Слово «неправда» было заряжено приглушенным, но от этого не менее явным гневом.
Дэниел принялся шептать про себя: «Все в порядке, успокойся. У тебя все в порядке, просто успокойся».
Ирен слегка повернулась на стуле и бросила взгляд на Дэниела. Он ободрительно кивнул, уверяя ее, что все будет хорошо, хотя сам больше не был в этом уверен.
— Это правда, что если ты и заводишь друзей, то это всегда очень ненадолго?
— Нет.
— Другие дети не хотят с тобой играть, это так?
— Нет.
Мальчик не кричал, но стали видны его нижние зубы. Они были крошечные, белые, слово у щуки.
— Это правда, что, когда другие дети узнают тебя поближе, они больше не хотят с тобой дружить?
— Нет!
Суд сидел как завороженный. Щеки Себастьяна на экране порозовели от гнева.
— У меня есть заметки надзирателя из изолятора, где ты отбываешь предварительное заключение.
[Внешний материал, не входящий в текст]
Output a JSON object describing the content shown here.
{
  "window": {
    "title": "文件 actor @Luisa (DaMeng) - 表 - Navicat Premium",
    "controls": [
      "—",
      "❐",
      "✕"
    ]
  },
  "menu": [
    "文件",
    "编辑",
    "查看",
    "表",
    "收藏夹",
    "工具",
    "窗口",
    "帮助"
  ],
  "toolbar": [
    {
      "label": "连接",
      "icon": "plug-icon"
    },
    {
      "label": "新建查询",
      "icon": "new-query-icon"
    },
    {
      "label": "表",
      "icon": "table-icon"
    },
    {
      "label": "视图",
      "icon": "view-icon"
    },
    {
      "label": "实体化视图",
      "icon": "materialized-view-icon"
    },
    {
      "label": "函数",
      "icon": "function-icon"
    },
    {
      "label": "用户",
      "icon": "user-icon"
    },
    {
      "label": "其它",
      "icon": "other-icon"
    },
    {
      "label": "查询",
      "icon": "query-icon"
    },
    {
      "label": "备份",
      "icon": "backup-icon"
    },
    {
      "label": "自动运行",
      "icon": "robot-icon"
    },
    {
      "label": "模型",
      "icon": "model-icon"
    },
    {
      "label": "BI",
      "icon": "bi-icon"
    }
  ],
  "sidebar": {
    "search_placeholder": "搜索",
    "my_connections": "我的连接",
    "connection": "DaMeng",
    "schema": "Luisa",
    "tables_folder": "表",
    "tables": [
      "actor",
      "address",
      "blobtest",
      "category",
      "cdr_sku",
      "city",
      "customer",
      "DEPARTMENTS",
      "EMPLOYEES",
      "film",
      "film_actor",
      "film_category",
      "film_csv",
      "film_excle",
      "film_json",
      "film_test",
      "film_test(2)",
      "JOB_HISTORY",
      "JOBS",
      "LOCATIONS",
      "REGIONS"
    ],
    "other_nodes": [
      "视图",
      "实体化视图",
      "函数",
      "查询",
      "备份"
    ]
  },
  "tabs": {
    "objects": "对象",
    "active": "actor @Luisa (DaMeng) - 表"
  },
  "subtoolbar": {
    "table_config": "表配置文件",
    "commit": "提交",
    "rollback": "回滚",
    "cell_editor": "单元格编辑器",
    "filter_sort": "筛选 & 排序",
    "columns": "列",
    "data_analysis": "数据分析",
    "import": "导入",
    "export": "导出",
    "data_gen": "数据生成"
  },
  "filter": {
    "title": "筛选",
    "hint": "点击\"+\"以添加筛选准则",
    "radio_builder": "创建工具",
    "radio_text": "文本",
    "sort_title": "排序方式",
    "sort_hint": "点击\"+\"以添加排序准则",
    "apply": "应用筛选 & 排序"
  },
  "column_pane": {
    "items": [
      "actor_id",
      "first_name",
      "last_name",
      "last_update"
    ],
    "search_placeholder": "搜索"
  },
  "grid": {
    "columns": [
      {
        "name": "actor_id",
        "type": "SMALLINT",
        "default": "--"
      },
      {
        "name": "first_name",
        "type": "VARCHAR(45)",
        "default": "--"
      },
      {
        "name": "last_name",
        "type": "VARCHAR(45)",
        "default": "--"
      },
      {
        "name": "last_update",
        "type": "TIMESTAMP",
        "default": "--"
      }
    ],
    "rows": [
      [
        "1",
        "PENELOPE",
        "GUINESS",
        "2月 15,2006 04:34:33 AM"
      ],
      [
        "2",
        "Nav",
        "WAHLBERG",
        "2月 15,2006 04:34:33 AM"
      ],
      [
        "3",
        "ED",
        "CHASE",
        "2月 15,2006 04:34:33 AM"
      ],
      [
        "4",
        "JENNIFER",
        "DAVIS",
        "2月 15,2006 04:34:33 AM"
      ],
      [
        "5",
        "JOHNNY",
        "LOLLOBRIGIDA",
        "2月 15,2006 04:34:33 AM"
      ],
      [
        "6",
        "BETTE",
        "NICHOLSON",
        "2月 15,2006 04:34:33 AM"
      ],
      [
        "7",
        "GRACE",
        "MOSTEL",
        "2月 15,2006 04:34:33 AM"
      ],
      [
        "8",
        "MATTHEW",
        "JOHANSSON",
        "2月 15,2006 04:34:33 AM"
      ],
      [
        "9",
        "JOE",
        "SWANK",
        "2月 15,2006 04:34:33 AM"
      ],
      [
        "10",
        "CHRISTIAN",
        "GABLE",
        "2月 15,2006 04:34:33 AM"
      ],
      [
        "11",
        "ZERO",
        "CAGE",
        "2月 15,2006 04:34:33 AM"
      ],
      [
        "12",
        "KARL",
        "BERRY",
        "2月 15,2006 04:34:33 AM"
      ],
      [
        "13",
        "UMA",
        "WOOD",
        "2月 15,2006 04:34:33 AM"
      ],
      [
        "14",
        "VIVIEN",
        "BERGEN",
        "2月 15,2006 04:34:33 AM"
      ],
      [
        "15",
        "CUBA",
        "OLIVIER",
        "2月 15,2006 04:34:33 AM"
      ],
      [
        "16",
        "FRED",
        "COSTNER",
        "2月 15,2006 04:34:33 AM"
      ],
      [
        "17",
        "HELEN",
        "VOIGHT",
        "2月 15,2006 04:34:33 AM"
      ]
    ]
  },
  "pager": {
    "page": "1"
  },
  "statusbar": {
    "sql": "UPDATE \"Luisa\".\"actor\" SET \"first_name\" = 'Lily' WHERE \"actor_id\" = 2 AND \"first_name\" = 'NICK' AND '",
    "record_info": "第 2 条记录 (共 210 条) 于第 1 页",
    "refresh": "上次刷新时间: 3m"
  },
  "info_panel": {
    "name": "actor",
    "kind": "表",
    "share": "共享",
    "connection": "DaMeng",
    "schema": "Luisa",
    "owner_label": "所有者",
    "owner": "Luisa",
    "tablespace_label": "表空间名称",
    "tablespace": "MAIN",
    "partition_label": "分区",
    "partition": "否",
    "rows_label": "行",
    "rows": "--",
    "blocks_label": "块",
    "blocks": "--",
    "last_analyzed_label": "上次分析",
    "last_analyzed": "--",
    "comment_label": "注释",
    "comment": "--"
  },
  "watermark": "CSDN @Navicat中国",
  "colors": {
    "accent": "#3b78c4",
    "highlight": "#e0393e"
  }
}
В них особенно подчеркивается твоя неспособность ладить с другими детьми и завязывать дружеские отношения…
Ирен встала:
— Милорд, я заявляю протест. Мой клиент — невинный мальчик, отбывающий предварительное заключение в изоляторе, где он фактически является самым младшим по возрасту среди подростков с серьезными проблемами. Думаю, это совершенно очевидно и говорит в пользу моего клиента, что в подобных обстоятельствах ему сложно завязывать дружеские отношения.
Последовала короткая пауза, и Дэниел расслабился, когда Джонс и Бэрон учли возражение Ирен.
— Давай вернемся к убийству Бена… ведь тебя так интересуют убийства. Твои одежда и обувь были испачканы кровью Бена: что ты при этом чувствовал?